Indwelling Catheter Drainage System Left on Floor
Penalty
Summary
The facility failed to ensure proper management of a resident’s indwelling urinary catheter drainage system by keeping it off the floor. Resident 25 had a diagnosis that included chronic kidney disease and had a care plan dated 3/26/26 identifying the use of an indwelling urinary catheter. The care plan interventions included maintaining a closed system with the urinary bag below the resident’s bladder and covering and observing the tubing while avoiding obstructions. The resident also had a nurse’s note dated 4/22/26 indicating a urine culture was received and reported to the physician, and a new order was received for Augmentin for a urinary tract infection.
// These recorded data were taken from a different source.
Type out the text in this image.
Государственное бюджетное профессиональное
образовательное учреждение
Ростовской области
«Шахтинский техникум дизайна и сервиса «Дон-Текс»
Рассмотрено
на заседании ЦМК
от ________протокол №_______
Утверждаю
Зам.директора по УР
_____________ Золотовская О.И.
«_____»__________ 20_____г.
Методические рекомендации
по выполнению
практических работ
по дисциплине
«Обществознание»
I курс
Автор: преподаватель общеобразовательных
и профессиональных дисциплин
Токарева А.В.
During observations, the resident’s catheter tubing was seen lying flat directly on the floor with the tubing coiled around the catheter, the drainage bag was hanging on the bedrail with the bottom slightly off the floor and was then placed onto the bed, and the bag later was observed scrunched up on the floor. During one observation, an LPN lifted the catheter bag above the level of the resident’s bladder while moving it onto the bed. Interviews with CNA 8 and the IP/LPN indicated the catheter bag and tubing should not be on the floor, and the IP/LPN stated that if the bag was on the floor it could cause infections or possible leaks.